Wednesday, May 5, 2010

Out with the Old in with the New - Fedora 13 Beta

Linux takes the spotlight, although photography will get a mention. Best of all there is not a lot to get crotchety about. I have been playing with the beta version of Fedora 13. It appears that the Fedora project is getting better at releases. This just like the last two appears very stable for a beta release. I remember when pre-release versions of Fedora were anything but stable. This beta version does look good, in fact the looks of the desktop is (IMHO) getting to compete with any system now. Icons are cleaner, more detailed. The colours look realistic, thanks to Gnome Color Manager. Everything feels like it is at home on this desktop. I am using the Gnome version of Fedora, I have had a look at the KDE version and that too is an improvement on the old version.

I cannot say that the installation went well, but it was all down to my impatience. The first boot after installation took forever. If you are having problems then just keep waiting! It took over 30 minutes on my machine. I was expecting problems installing it on my laptop, especially with the video driver. It was as though I wanted the new version of the nouveau driver to have problems with my video card, because it always did. Wrong! It worked perfectly, although it is not supporting 3D graphics yet. Some Nvidia cards will get 3D out of this driver but not mine. For me this is not a problem. Suspend works, this is the first release I have seen that work every time without a hiccup.

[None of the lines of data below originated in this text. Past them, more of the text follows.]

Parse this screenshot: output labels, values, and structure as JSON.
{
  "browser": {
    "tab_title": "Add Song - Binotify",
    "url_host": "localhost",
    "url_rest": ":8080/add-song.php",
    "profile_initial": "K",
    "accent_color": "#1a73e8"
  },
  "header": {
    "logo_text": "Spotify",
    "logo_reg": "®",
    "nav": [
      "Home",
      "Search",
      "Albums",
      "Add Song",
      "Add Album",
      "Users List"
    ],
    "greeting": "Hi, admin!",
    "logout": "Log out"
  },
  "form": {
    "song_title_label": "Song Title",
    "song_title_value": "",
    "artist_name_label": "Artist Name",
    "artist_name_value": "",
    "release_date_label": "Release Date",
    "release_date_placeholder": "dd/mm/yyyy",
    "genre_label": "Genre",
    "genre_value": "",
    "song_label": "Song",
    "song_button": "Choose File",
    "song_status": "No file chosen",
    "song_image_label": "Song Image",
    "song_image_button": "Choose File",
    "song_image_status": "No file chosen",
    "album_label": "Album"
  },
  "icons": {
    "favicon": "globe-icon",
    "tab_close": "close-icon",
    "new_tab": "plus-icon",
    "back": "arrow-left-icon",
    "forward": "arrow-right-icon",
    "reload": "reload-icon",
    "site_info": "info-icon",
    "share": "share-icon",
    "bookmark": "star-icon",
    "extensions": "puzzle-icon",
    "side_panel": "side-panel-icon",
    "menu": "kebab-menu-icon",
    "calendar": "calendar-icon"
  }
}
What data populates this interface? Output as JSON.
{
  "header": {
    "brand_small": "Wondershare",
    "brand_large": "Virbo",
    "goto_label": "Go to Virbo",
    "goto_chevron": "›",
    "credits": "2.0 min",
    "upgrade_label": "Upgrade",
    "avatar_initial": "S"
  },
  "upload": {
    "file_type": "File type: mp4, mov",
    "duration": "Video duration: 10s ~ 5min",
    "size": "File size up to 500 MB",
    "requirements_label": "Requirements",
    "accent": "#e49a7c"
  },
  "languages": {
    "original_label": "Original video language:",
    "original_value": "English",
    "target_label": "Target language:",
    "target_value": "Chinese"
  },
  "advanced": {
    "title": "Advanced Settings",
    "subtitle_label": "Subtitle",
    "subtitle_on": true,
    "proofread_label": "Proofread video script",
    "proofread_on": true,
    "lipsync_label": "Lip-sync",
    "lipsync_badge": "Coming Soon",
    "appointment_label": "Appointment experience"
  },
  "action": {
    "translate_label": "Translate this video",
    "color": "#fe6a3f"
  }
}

My laptop is actually a tablet PC and being able to use the tablet features is nice. I can use the pen or the touch screen. The touch screen is not great but I never use it anyway. When using the pen as my pointer everything is fine. I would just like to be able to calibrate the screen, the pointer drifts in the corners. The web camera on the laptop works fine with Cheese Webcam Booth. My finger print reader worked out of the box. This is a first for a Fedora installation on the laptop, everything working very quickly.

Photography? Well all my favourites work fine. Geeqie, UFRaw and the Gimp are all fine but are the same versions in this beta release as in Fedora 12. This is not a problem as they all do what I require. I did try LightZone and it also worked fine. This is pretty much what you would expect from any Linux distribution today. Integration with Gnome Color Manager? I found no issues. I found that the version of Gnome Color Manager integrated in Fedora 13 worked better than the version from the Gnome GIT, that I compiled myself to work on Fedora 12. In what way did it work better? It picked up devices more reliably, my compiled version always failed to see my cameras. This was not a major detraction for me but it may put a few off. Once the package was an integrated system all this worked well and it must have been down to me. Any serious photographer should try Fedora 13 just to get Gnome Color Manager!

The other new features? I have tried the new version of rpm, no problems to report. In fact package management is much better. I did test the automatic printer configuration. I plugged my printer in to see what would happen and I got an icon in my Task bar, then a window opened but it was blank. The window closed and I noticed that any part of the screen that had been refreshed lacked any text! On restarting the system I tried again and got told there was no driver for the Canon ip5200 I own, pressing search launched a second search (of Gutenprint) when it found a driver. A nice touch that we can configure printers automatically.

I have not gone out to try very much. I have used my system as normal and everything is working. That is all I need to know. My conclusion is that this Beta version is the most stable Beta that I have tried and works for me. If it did not have Gnome Color Manager I doubt if I would have rushed to install Fedora 13. There is nothing too exciting in the feature list. Gnome Color Manager changed my attitude. I am glad it did, everything is working much better. The whole system is starting to have a much more professional feel. My biggest problem is that I am reduced to a user rather than a system admin looking to fix small niggles. This means I have time to catch up on all those projects. Where do I start?

Best of all the Fedora 13 Beta lifts my photographic workflow up a notch and I can look at Windows and Mac OS and wonder why?